Llevaba rato observando a su esposa que tendía la ropa en el patio, dirigió su mirada al vientre de ella y ya lo podía notar más abultado, subió su mirada a sus pechos y estaban ligeramente más grandes. Ya sabía que su Kagome era hermosa, pero ahora, lucia más radiante, el embarazo le sentaba de maravilla y eso le volvía loco.

― ¿Qué tanto me vez?― preguntó incomoda, Inuyasha no dejaba de verla.

― Te vez hermosa.― contestó al caminar hasta ella.

― Deja de molestar.― intentó ignorarlo, ese tipo de comentarios por parte de él siempre le apenaban, por supuesto que cuando se los decía se podía feliz, porque el chico no era de los románticos, pero últimamente pareciera que le hubiesen lavado el cerebro.

― Es verdad.― dijo al besarla en el cuello.

― Detente, tengo que terminar de tenderla o se olerá a humedad.― dijo al apartarlo.

― Entonces deja te ayudo.― tomó varias playeras y las comenzó a tender.

― ¿Tan ansioso estás?― se burlo ella al notar el abultamiento en los pantalones de él.

― Siempre te ayudó y lo hago más rápido que tú, ya terminé.― dijo triunfal al tender el último pantalón.

Jaló a Kagome hacía él, entraron a la casa y se tumbaron en el sofá, ya nada le impediría gozar de la hermosa mujer que era su esposa. Se escuchó el sonido del teléfono, pero dejaron que la llamada entrara a buzón.

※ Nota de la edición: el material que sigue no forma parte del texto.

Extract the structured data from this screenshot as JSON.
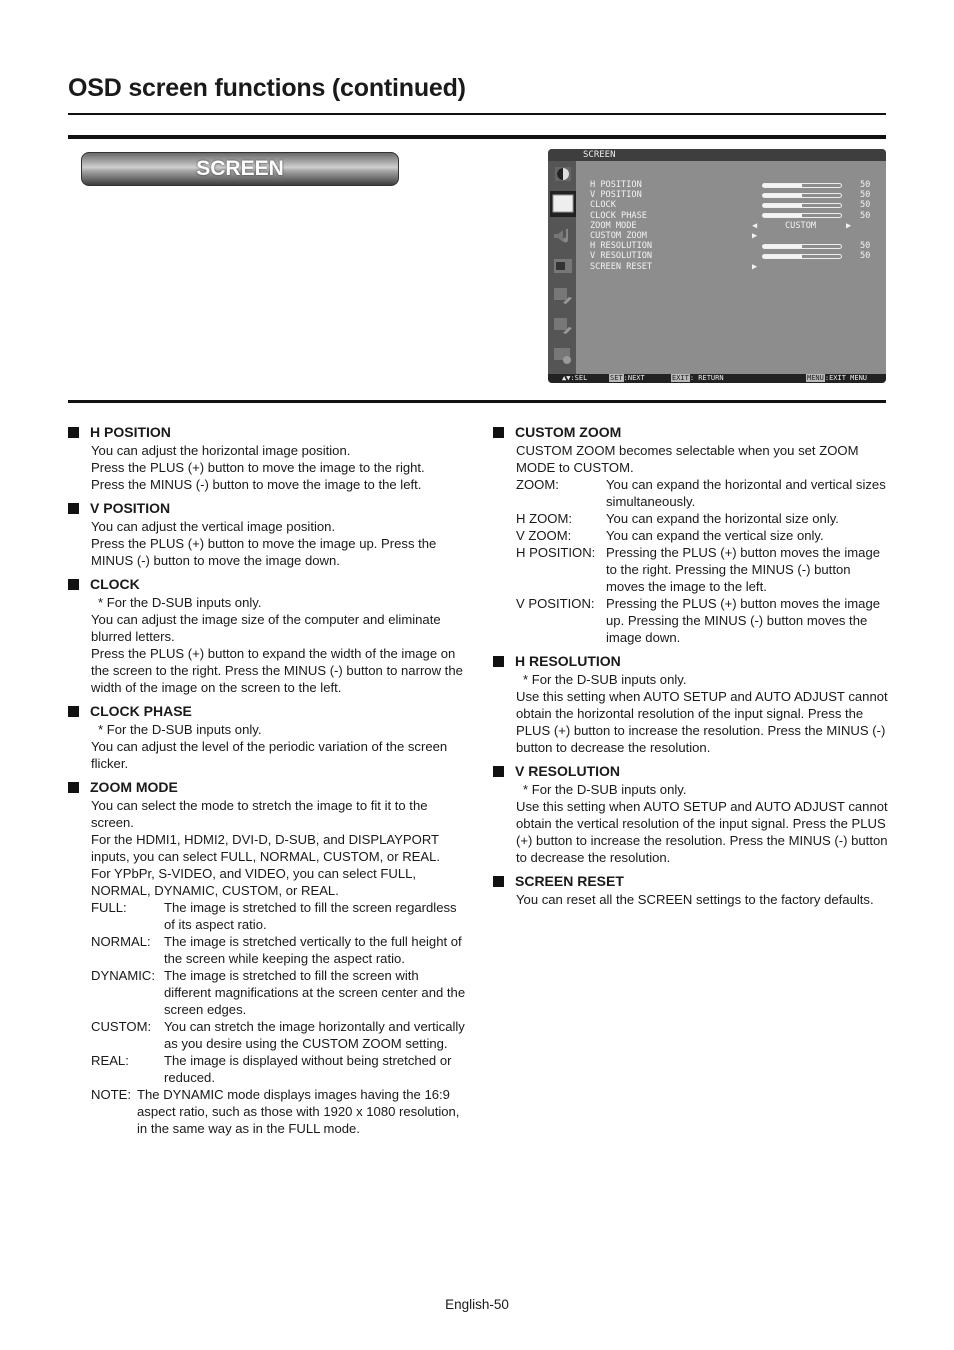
{
  "page": {
    "title": "OSD screen functions (continued)",
    "section_badge": "SCREEN",
    "footer": "English-50"
  },
  "osd": {
    "title": "SCREEN",
    "side_icons": [
      "picture-icon",
      "screen-icon",
      "audio-icon",
      "pip-icon",
      "advanced-setup-1-icon",
      "advanced-setup-2-icon",
      "multi-display-icon"
    ],
    "selected_icon": "screen-icon",
    "rows": [
      {
        "label": "H POSITION",
        "type": "slider",
        "value": 50,
        "fill": 0.5
      },
      {
        "label": "V POSITION",
        "type": "slider",
        "value": 50,
        "fill": 0.5
      },
      {
        "label": "CLOCK",
        "type": "slider",
        "value": 50,
        "fill": 0.5
      },
      {
        "label": "CLOCK PHASE",
        "type": "slider",
        "value": 50,
        "fill": 0.5
      },
      {
        "label": "ZOOM MODE",
        "type": "select",
        "value": "CUSTOM",
        "left": "◀",
        "right": "▶"
      },
      {
        "label": "CUSTOM ZOOM",
        "type": "submenu",
        "arrow": "▶"
      },
      {
        "label": "H RESOLUTION",
        "type": "slider",
        "value": 50,
        "fill": 0.5
      },
      {
        "label": "V RESOLUTION",
        "type": "slider",
        "value": 50,
        "fill": 0.5
      },
      {
        "label": "SCREEN RESET",
        "type": "submenu",
        "arrow": "▶"
      }
    ],
    "footer": {
      "sel": "▲▼:SEL",
      "set_key": "SET",
      "set_label": ":NEXT",
      "exit_key": "EXIT",
      "exit_label": ": RETURN",
      "menu_key": "MENU",
      "menu_label": ":EXIT MENU"
    }
  },
  "left_column": [
    {
      "heading": "H POSITION",
      "paras": [
        "You can adjust the horizontal image position.",
        "Press the PLUS (+) button to move the image to the right.",
        "Press the MINUS (-) button to move the image to the left."
      ]
    },
    {
      "heading": "V POSITION",
      "paras": [
        "You can adjust the vertical image position.",
        "Press the PLUS (+) button to move the image up. Press the MINUS (-) button to move the image down."
      ]
    },
    {
      "heading": "CLOCK",
      "note": "* For the D-SUB inputs only.",
      "paras": [
        "You can adjust the image size of the computer and eliminate blurred letters.",
        "Press the PLUS (+) button to expand the width of the image on the screen to the right. Press the MINUS (-) button to narrow the width of the image on the screen to the left."
      ]
    },
    {
      "heading": "CLOCK PHASE",
      "note": "* For the D-SUB inputs only.",
      "paras": [
        "You can adjust the level of the periodic variation of the screen flicker."
      ]
    },
    {
      "heading": "ZOOM MODE",
      "paras": [
        "You can select the mode to stretch the image to fit it to the screen.",
        "For the HDMI1, HDMI2, DVI-D, D-SUB, and DISPLAYPORT inputs, you can select FULL, NORMAL, CUSTOM, or REAL.",
        "For YPbPr, S-VIDEO, and VIDEO, you can select FULL, NORMAL, DYNAMIC, CUSTOM, or REAL."
      ],
      "defs": [
        {
          "k": "FULL:",
          "v": "The image is stretched to fill the screen regardless of its aspect ratio."
        },
        {
          "k": "NORMAL:",
          "v": "The image is stretched vertically to the full height of the screen while keeping the aspect ratio."
        },
        {
          "k": "DYNAMIC:",
          "v": "The image is stretched to fill the screen with different magnifications at the screen center and the screen edges."
        },
        {
          "k": "CUSTOM:",
          "v": "You can stretch the image horizontally and vertically as you desire using the CUSTOM ZOOM setting."
        },
        {
          "k": "REAL:",
          "v": "The image is displayed without being stretched or reduced."
        }
      ],
      "note_def": {
        "k": "NOTE:",
        "v": "The DYNAMIC mode displays images having the 16:9 aspect ratio, such as those with 1920 x 1080 resolution, in the same way as in the FULL mode."
      }
    }
  ],
  "right_column": [
    {
      "heading": "CUSTOM ZOOM",
      "paras": [
        "CUSTOM ZOOM becomes selectable when you set ZOOM MODE to CUSTOM."
      ],
      "defs": [
        {
          "k": "ZOOM:",
          "v": "You can expand the horizontal and vertical sizes simultaneously."
        },
        {
          "k": "H ZOOM:",
          "v": "You can expand the horizontal size only."
        },
        {
          "k": "V ZOOM:",
          "v": "You can expand the vertical size only."
        },
        {
          "k": "H POSITION:",
          "v": "Pressing the PLUS (+) button moves the image to the right. Pressing the MINUS (-) button moves the image to the left."
        },
        {
          "k": "V POSITION:",
          "v": "Pressing the PLUS (+) button moves the image up. Pressing the MINUS (-) button moves the image down."
        }
      ]
    },
    {
      "heading": "H RESOLUTION",
      "note": "* For the D-SUB inputs only.",
      "paras": [
        "Use this setting when AUTO SETUP and AUTO ADJUST cannot obtain the horizontal resolution of the input signal. Press the PLUS (+) button to increase the resolution. Press the MINUS (-) button to decrease the resolution."
      ]
    },
    {
      "heading": "V RESOLUTION",
      "note": "* For the D-SUB inputs only.",
      "paras": [
        "Use this setting when AUTO SETUP and AUTO ADJUST cannot obtain the vertical resolution of the input signal. Press the PLUS (+) button to increase the resolution. Press the MINUS (-) button to decrease the resolution."
      ]
    },
    {
      "heading": "SCREEN RESET",
      "paras": [
        "You can reset all the SCREEN settings to the factory defaults."
      ]
    }
  ]
}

"Hijo, vamos camino a tu casa, llegamos en cinco minutos, ya quiero ver la primera imagen de mis nietas./ Izayoi no puedes estar segura que son niñas./ Se vale soñar./ Deberíamos ir otro día, si no contestaron no están en casa./ Claro que están... Hijo estamos a cuatro cuadras, nos vemos en un rato."

― Debe ser broma.― dijo con frustración Inuyasha, en cinco minutos no les iba a dar tiempo de hacer nada.

― No lo es, pero podemos seguir en la noche o en cuanto tus padres de marchen.― sugirió Kagome.

Ambos se sonrieron y se levantaron, pronto dos abuelos ansiosos llegarían.


Aquí esta pequeña historia que tendrá otras dos partes, como dije al principió se basa en un video, si hay algunas cosas que no cuadran (como fechas o datos sobre la gestación de un bebé), pues mil disculpas, la información es del video y de varias webs.

Y no se preocupen por las otras historias que tengo, no las he olvidado y dejado a un lado; pero tenía que sacarme esta idea de la cabeza.

Espero les gustase y nos leemos.

25/05/2015


Tonkatsu: Se trata de una chuleta de cerdo de uno o dos centímetros de ancho,empanizada y frita, troceada en pedazos del tamaño de un bocado, que se sirve en general con col cortada en juliana.

+: Según en la web, los bebés pueden sujetar su cordón y jugar con el, ya que comienzan a abrir y cerrar sus manos.